Below this small, modestly rich, and fragmented upper
class
was a somewhat larger, but still limited, middle stratum.
This
group consisted of soldiers, artisans, craftsmen,
bureaucrats,
and small traders. Farther down the social ladder was the
vast
bulk of the population. Persons in this stratum, who were
considered and considered themselves lower class,
consisted
largely of peasants of mixed descent. They had different
values,
life-styles, family patterns, and religious practices from
those
of the upper class. These Venezuelans played only a
marginal role
in the country's affairs. They occupied a subordinate and
dependent position in the socioeconomic structure and
exercised
political influence only by joining the ranks of the local
caudillo's personal militia.
Independence effected few changes in the relative
position
and sizes of these three classes. Indeed, until the
discovery and
exploitation of large quantities of oil in the first two
decades
of the twentieth century, Venezuela's economy and society
exhibited a traditional agrarian pattern dominated by the
production of export crops, such as cocoa and coffee, and
some
cattle raising. The shift to oil and the subsequent
expansion of
manufacturing eradicated the old order. In less than a
generation, Venezuela became a far more modern,
urban-based
society. By 1960 some 60 percent of the population lived
in
cities of over 5,000 inhabitants, and the population of
metropolitan Caracas numbered over a million.

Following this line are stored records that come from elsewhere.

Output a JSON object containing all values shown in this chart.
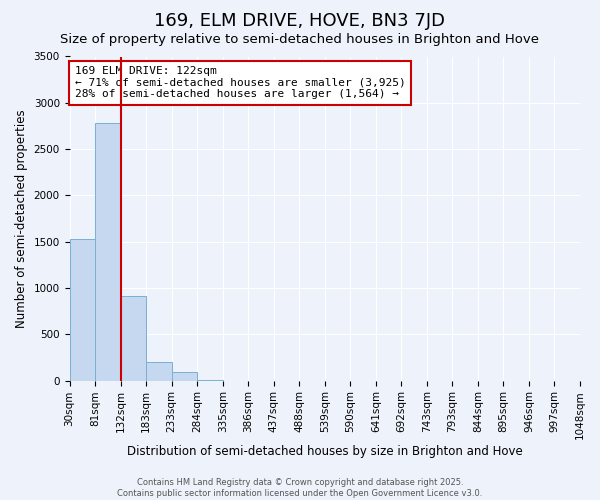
{
  "title": "169, ELM DRIVE, HOVE, BN3 7JD",
  "subtitle": "Size of property relative to semi-detached houses in Brighton and Hove",
  "xlabel": "Distribution of semi-detached houses by size in Brighton and Hove",
  "ylabel": "Number of semi-detached properties",
  "bin_edges": [
    "30sqm",
    "81sqm",
    "132sqm",
    "183sqm",
    "233sqm",
    "284sqm",
    "335sqm",
    "386sqm",
    "437sqm",
    "488sqm",
    "539sqm",
    "590sqm",
    "641sqm",
    "692sqm",
    "743sqm",
    "793sqm",
    "844sqm",
    "895sqm",
    "946sqm",
    "997sqm",
    "1048sqm"
  ],
  "bin_values": [
    1530,
    2780,
    910,
    205,
    90,
    10,
    0,
    0,
    0,
    0,
    0,
    0,
    0,
    0,
    0,
    0,
    0,
    0,
    0,
    0
  ],
  "bar_color": "#c5d8f0",
  "bar_edge_color": "#7aafd4",
  "vline_position": 1.5,
  "vline_color": "#cc0000",
  "ylim": [
    0,
    3500
  ],
  "yticks": [
    0,
    500,
    1000,
    1500,
    2000,
    2500,
    3000,
    3500
  ],
  "annotation_line1": "169 ELM DRIVE: 122sqm",
  "annotation_line2": "← 71% of semi-detached houses are smaller (3,925)",
  "annotation_line3": "28% of semi-detached houses are larger (1,564) →",
  "annotation_box_color": "#ffffff",
  "annotation_box_edge": "#cc0000",
  "footer1": "Contains HM Land Registry data © Crown copyright and database right 2025.",
  "footer2": "Contains public sector information licensed under the Open Government Licence v3.0.",
  "background_color": "#eef2fb",
  "grid_color": "#ffffff",
  "title_fontsize": 13,
  "subtitle_fontsize": 9.5,
  "axis_label_fontsize": 8.5,
  "tick_fontsize": 7.5,
  "annotation_fontsize": 8,
  "footer_fontsize": 6
}
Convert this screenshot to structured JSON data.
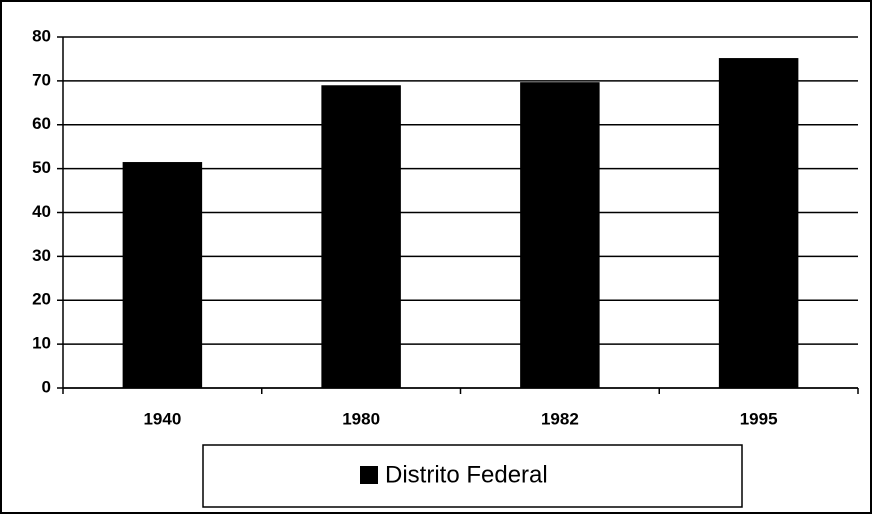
{
  "chart_data": {
    "type": "bar",
    "categories": [
      "1940",
      "1980",
      "1982",
      "1995"
    ],
    "series": [
      {
        "name": "Distrito Federal",
        "color": "#000000",
        "values": [
          51.5,
          69,
          69.7,
          75.2
        ]
      }
    ],
    "ylim": [
      0,
      80
    ],
    "yticks": [
      0,
      10,
      20,
      30,
      40,
      50,
      60,
      70,
      80
    ],
    "grid": true,
    "legend": "bottom"
  }
}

Middle-class Venezuelans became a highly mobile people,
moving regularly from place to place and job to job.
Traditional
values changed in ways that made the society more open and
class
boundaries more flexible. The ongoing process of value
modification contributed to changes that accelerated in
the 1970s
and 1980s, as more women entered the universities and the
labor
force and more citizens participated in the liberalized
political
system. In the 1990s, a Venezuelan society still exhibited
enormous differences between its upper and its lowest
strata. But
the social system had become more permeable, and the urban
middle
class had become probably the most effective group
involved in
the country's vigorous partisan politics. Many Venezuelans
therefore felt that the greatest challenge to their
sociopolitical system lay not in further involvement of
the
middle class, but in responding to the concerns of the
still
large group at the base of the societal pyramid.